De nombreuses études ont par ailleurs révélé que, même en dehors de la douche, les femmes sont en moyenne plus sensibles au froid que les hommes. La température idéale se situerait entre 22 et 24 °C pour les hommes, contre 24,5 – 26 °C pour les femmes.

Des hormones, en particulier la testostérone, permettent également aux hommes de mieux supporter le froid. Cela pourrait expliquer que les hommes deviennent plus sensibles au froid avec l’âge, alors que le taux de testostérone chute après la trentaine. À l’inverse, chez les femmes, l’œstrogène a tendance à épaissir le sang, ce qui rend la circulation vers les extrémités plus difficile, causant un refroidissement. Une étude de l’université de l’Utah de 1998 a montré que la température des mains chez les femmes était plus basse de 1,6 °C.

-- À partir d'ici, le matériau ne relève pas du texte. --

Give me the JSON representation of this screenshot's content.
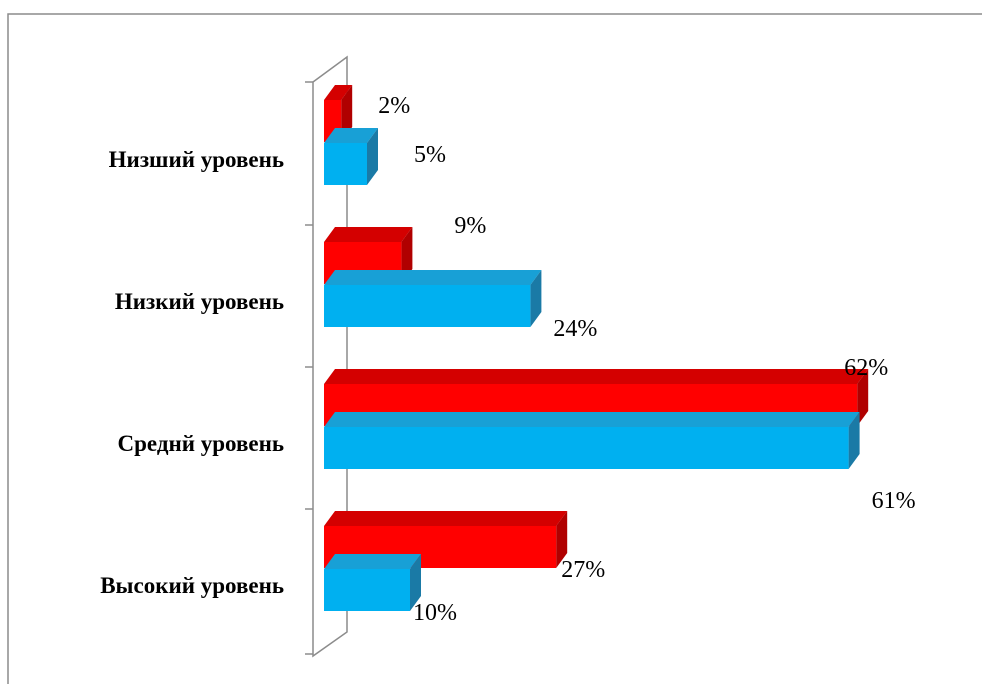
{
  "chart_data": {
    "type": "bar",
    "orientation": "horizontal",
    "style": "3d",
    "categories": [
      "Низший уровень",
      "Низкий уровень",
      "Среднй уровень",
      "Высокий уровень"
    ],
    "series": [
      {
        "color": "#ff0000",
        "values": [
          2,
          9,
          62,
          27
        ],
        "labels": [
          "2%",
          "9%",
          "62%",
          "27%"
        ]
      },
      {
        "color": "#00b0f0",
        "values": [
          5,
          24,
          61,
          10
        ],
        "labels": [
          "5%",
          "24%",
          "61%",
          "10%"
        ]
      }
    ],
    "unit": "%",
    "xlim": [
      0,
      70
    ],
    "grid": false,
    "legend": "none"
  }
}
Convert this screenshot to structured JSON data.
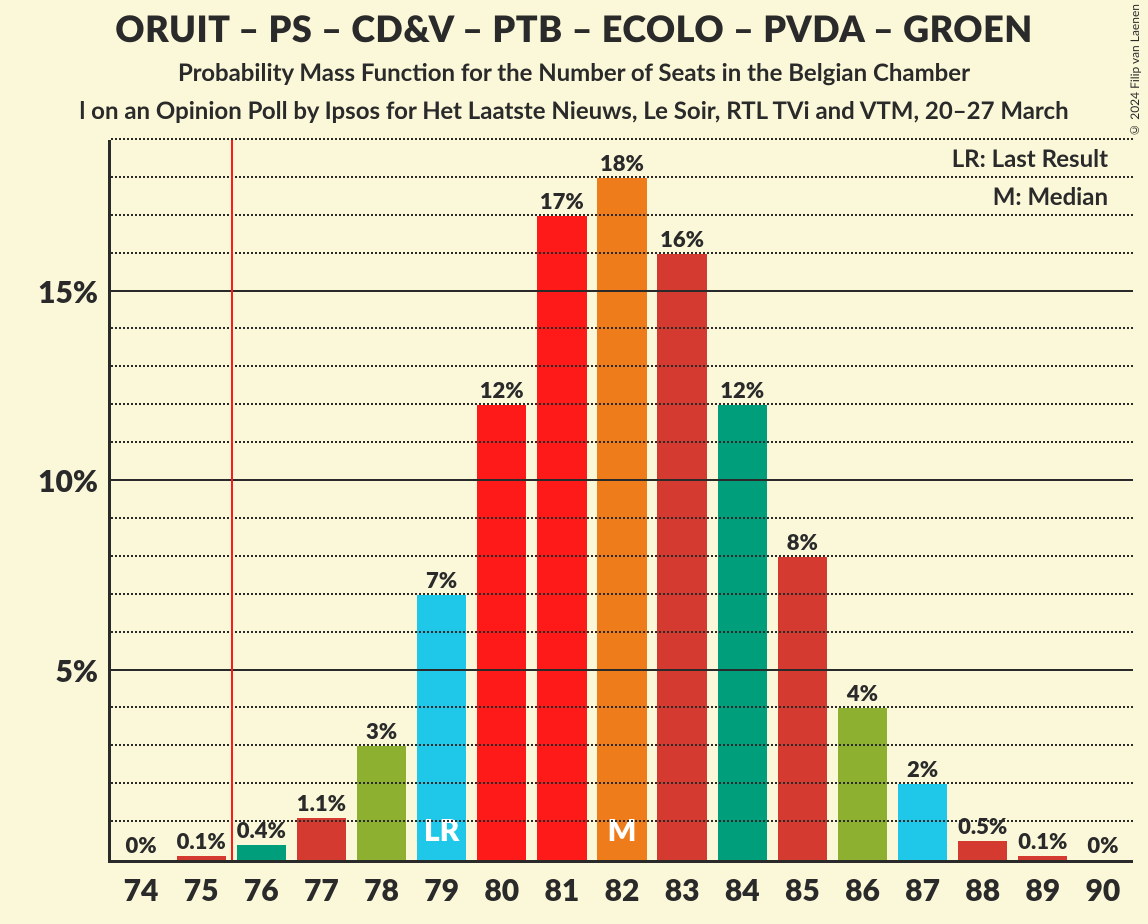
{
  "title": "ORUIT – PS – CD&V – PTB – ECOLO – PVDA – GROEN",
  "subtitle1": "Probability Mass Function for the Number of Seats in the Belgian Chamber",
  "subtitle2": "l on an Opinion Poll by Ipsos for Het Laatste Nieuws, Le Soir, RTL TVi and VTM, 20–27 March",
  "copyright": "© 2024 Filip van Laenen",
  "legend": {
    "lr": "LR: Last Result",
    "m": "M: Median"
  },
  "chart": {
    "type": "bar",
    "background_color": "#fbf8d9",
    "axis_color": "#2a2a2a",
    "grid_solid_color": "#2a2a2a",
    "grid_dotted_color": "#2a2a2a",
    "lr_line_color": "#ff1a1a",
    "lr_line_x": 75.5,
    "ymax": 19,
    "major_ticks": [
      5,
      10,
      15
    ],
    "minor_step": 1,
    "categories": [
      74,
      75,
      76,
      77,
      78,
      79,
      80,
      81,
      82,
      83,
      84,
      85,
      86,
      87,
      88,
      89,
      90
    ],
    "values": [
      0,
      0.1,
      0.4,
      1.1,
      3,
      7,
      12,
      17,
      18,
      16,
      12,
      8,
      4,
      2,
      0.5,
      0.1,
      0
    ],
    "value_labels": [
      "0%",
      "0.1%",
      "0.4%",
      "1.1%",
      "3%",
      "7%",
      "12%",
      "17%",
      "18%",
      "16%",
      "12%",
      "8%",
      "4%",
      "2%",
      "0.5%",
      "0.1%",
      "0%"
    ],
    "bar_colors": [
      "#d43a2f",
      "#d43a2f",
      "#009e7a",
      "#d43a2f",
      "#8eb030",
      "#1fc8e8",
      "#ff1a1a",
      "#ff1a1a",
      "#ef7c1a",
      "#d43a2f",
      "#009e7a",
      "#d43a2f",
      "#8eb030",
      "#1fc8e8",
      "#d43a2f",
      "#d43a2f",
      "#d43a2f"
    ],
    "bar_inner_labels": {
      "79": "LR",
      "82": "M"
    },
    "bar_width_ratio": 0.82,
    "label_fontsize": 22,
    "axis_fontsize": 30,
    "title_fontsize": 36,
    "subtitle_fontsize": 24
  }
}
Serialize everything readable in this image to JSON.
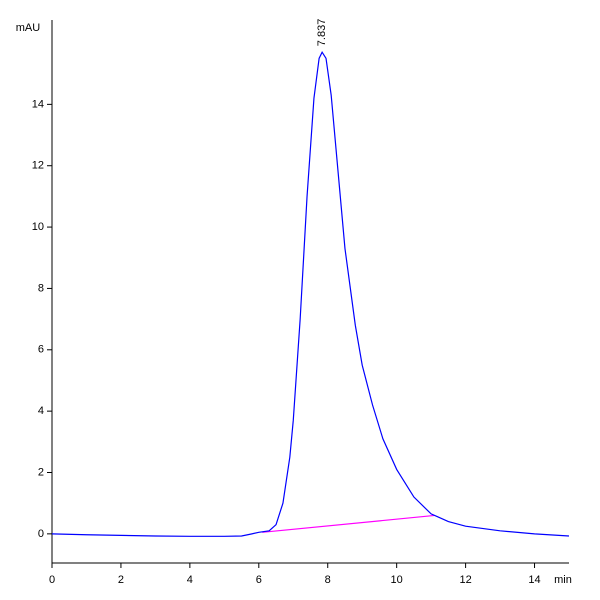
{
  "chart_data": {
    "type": "line",
    "x_label": "min",
    "y_label": "mAU",
    "xlim": [
      0,
      15
    ],
    "ylim": [
      -0.95,
      16.75
    ],
    "xticks": [
      0,
      2,
      4,
      6,
      8,
      10,
      12,
      14
    ],
    "yticks": [
      0,
      2,
      4,
      6,
      8,
      10,
      12,
      14
    ],
    "x": [
      0,
      1,
      2,
      3,
      4,
      5,
      5.5,
      5.8,
      6,
      6.3,
      6.5,
      6.7,
      6.9,
      7.0,
      7.2,
      7.4,
      7.6,
      7.75,
      7.837,
      7.95,
      8.1,
      8.3,
      8.5,
      8.8,
      9.0,
      9.3,
      9.6,
      10.0,
      10.5,
      11.0,
      11.2,
      11.5,
      12,
      13,
      14,
      15
    ],
    "series": [
      {
        "color": "#0000ff",
        "values": [
          0,
          -0.03,
          -0.05,
          -0.07,
          -0.08,
          -0.08,
          -0.07,
          0,
          0.05,
          0.1,
          0.3,
          1.0,
          2.5,
          3.7,
          7,
          11,
          14.2,
          15.5,
          15.7,
          15.5,
          14.3,
          11.8,
          9.3,
          6.8,
          5.5,
          4.2,
          3.1,
          2.1,
          1.2,
          0.65,
          0.55,
          0.4,
          0.25,
          0.1,
          0.0,
          -0.07
        ]
      }
    ],
    "baseline": {
      "color": "#ff00ff",
      "x": [
        6.1,
        11.1
      ],
      "values": [
        0.05,
        0.6
      ]
    },
    "annotations": [
      {
        "text": "7.837",
        "x": 7.837,
        "y": 15.7
      }
    ]
  }
}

Les explications ne se limitent pas à des facteurs physiologiques. « De nombreuses études suggèrent que cela pourrait aussi découler d’une habitude comportementale. Les femmes auraient davantage de chances de préserver leurs enfants en les protégeant des variations de température », propose Michael Rochoy.

Mais pourquoi se concentrer spécifiquement sur la douche ? Dans les autres pièces, la température est généralement identique pour tous et souvent pensée pour les hommes. En 2015, des chercheurs néerlandais ont constaté que les climatiseurs courants étaient conçus pour un homme d’environ 40 ans pesant 70 kg, ce qui surestime le taux métabolique des femmes de 20 à 30 % en moyenne, selon Boris Kingma, coauteur de l’étude. La douche constitue un rare exemple de température individualisée, ce qui pourrait expliquer le malaise chez les hommes.

Enfin, l’utilisation de la douche (et de la salle de bains en général) mérite d’être mentionnée. Les femmes y passent en moyenne plus de temps (25 minutes contre 15 pour les hommes par jour) et sous la douche, elles utilisent 8 minutes contre 7 pour les hommes. « Plus le temps passe, plus la température corporelle baisse, ce qui pourrait expliquer pourquoi les femmes préfèrent des températures initialement plus élevées », conclut Michael Rochoy.

Pour Sophie, c’est évident : « Mon homme ne fait pas la différence entre un après-shampoing et un gel douche, et vous pensez qu’il est capable de gérer la température de l’eau ? Ce ne sont pas les femmes qui prennent des douches trop chaudes, ce sont les hommes qui en prennent des trop froides ».